Zakrewsky’s perspective aligns with this policy direction: “Batch-based exchanges can capture documentation at the point of care and return it to payers in structured form,” she said. That helps eliminate redundant data entry and administrative burden — a perennial concern for physicians.
Closing the digital divide
Yet the challenge remains: how to ensure that independent practices with aging EHRs can participate in this exchange. Federal health IT policy has often assumed a baseline of modern, interoperable systems. For example, the ONC’s recent information blocking rules and CMS’s interoperability mandates emphasize FHIR APIs. But small practices without the resources to upgrade may find themselves excluded.
“Policy must help close the digital divide, not widen it,” Zakrewsky warned. She points to misalignments across federal entities on data requirements and advocates for standards that bring payer intelligence into legacy systems with minimal disruption.
This echoes broader criticism from rural health advocates. A 2023 Government Accountability Office report noted that rural hospitals face disproportionate financial and workforce pressures, making large-scale IT overhauls even less feasible.

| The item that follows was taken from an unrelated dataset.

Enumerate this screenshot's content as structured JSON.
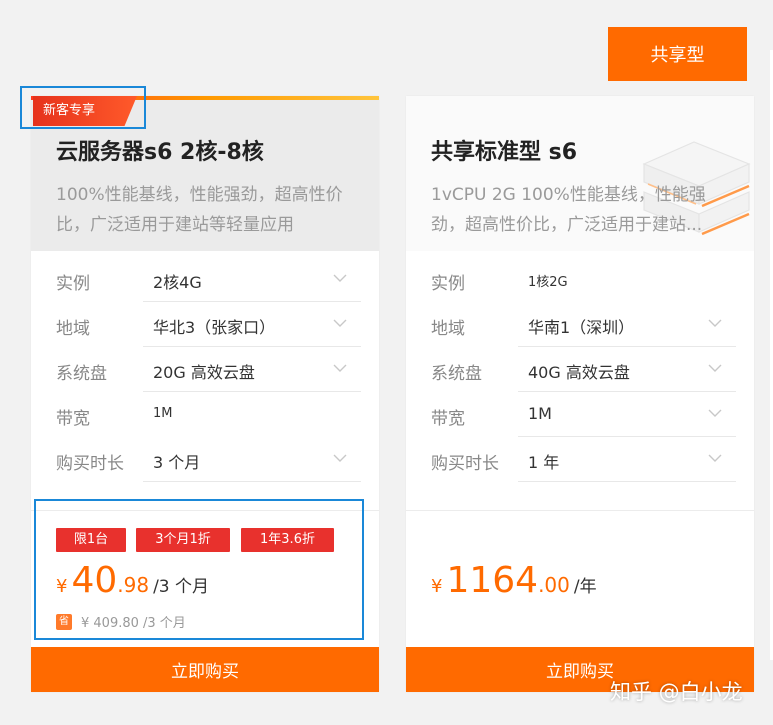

The role of AI: not replacement, but augmentation
Despite the hype, Zakrewsky does not expect AI to sweep away legacy technology anytime soon. Instead, she sees its promise in unlocking the value of existing systems.
“The most successful AI solutions will be the ones that wrap around legacy technology,” she said. That means applying natural language processing to extract meaning from unstructured notes, or embedding predictive insights into existing EHR workflows.
Her stance mirrors recent federal guidance. The White House’s AI in Healthcare report emphasized that adoption will require AI to integrate into existing systems, rather than demand wholesale replacement. Industry analysts have echoed the point: a 2024 KLAS Research survey found that CIOs prioritize AI tools that augment clinician workflow over those that require new platforms.
People at the center
For Zakrewsky, the ultimate measure of progress is not the sophistication of the technology but the inclusiveness of its impact.
“As an industry, we talk a lot about technology’s impact, but transforming healthcare is bigger than technology alone. It’s about people,” she said. “Independent and rural providers care for millions of patients, and they deserve to be part of this journey from the start, not as an afterthought”.